I have an assembly X that is referencing System.Interactive and System.Reactive from a lib folder. Then I have assembly Y that is referencing X.

In X for both, System.Interactive and System.Reactive, 'Copy Local' is set to true. In Y for X 'Copy Local' is set to true. System.Reactive and System.Interactive are not in the GAC.

When I build Y, System.Interactive and System.Reactive are not copied to the output directory. Why?

Upvotes: 9

Views: 12551

Answers (3)

Pitka
Pitka

Reputation: 525

  1. add reference
  2. add link

Not any need to add reference into main project. 100% work and copy dlls to bin folder.

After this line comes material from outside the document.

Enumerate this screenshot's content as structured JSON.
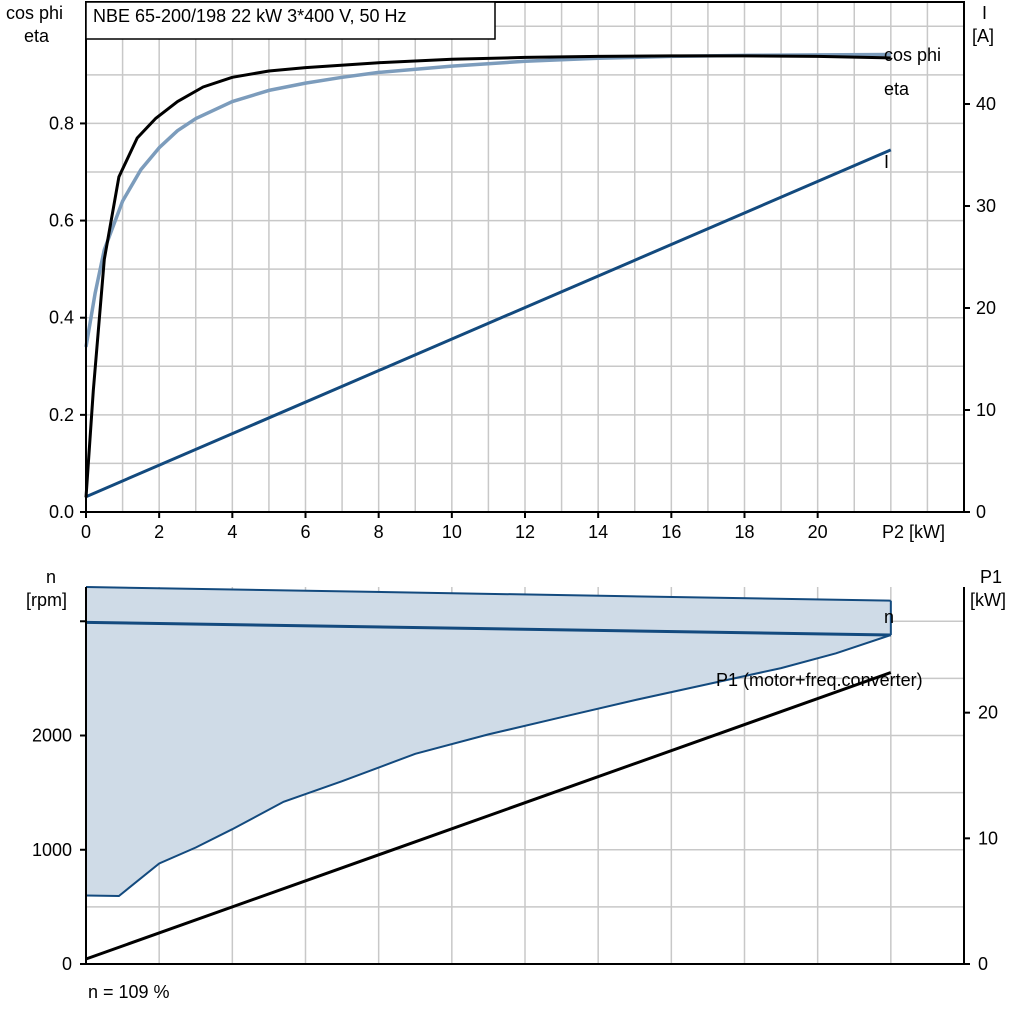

 <Reference Include="NM86">
      <HintPath>..\..\..\NM86.dll</HintPath>
      <CopyToOutputDirectory>Always</CopyToOutputDirectory>
      <SpecificVersion>False</SpecificVersion>
      <Private>True</Private>
    </Reference>
   <Content Include="..\..\..\NM86.dll">
      <Link>NM86.dll</Link>
      <CopyToOutputDirectory>Always</CopyToOutputDirectory>
      <SpecificVersion>False</SpecificVersion>
    </Content>

Upvotes: 3

Stefan Radulian
Stefan Radulian

Reputation: 1436

This seems to fix it: How does visual studio determine what to copy to the output directory with multi-project solutions?

I manually added True in .csproj to the reference to X in project Y and the assemblies were copied to the output directory.

Upvotes: 3

Marc Gravell
Marc Gravell

Reputation: 1063884

Y does not inherit "copy local" options from X. If you want System.Interactive and System.Reactive to be deployed with Y, then reference them both from Y, and in Y mark them as "Copy Local = true".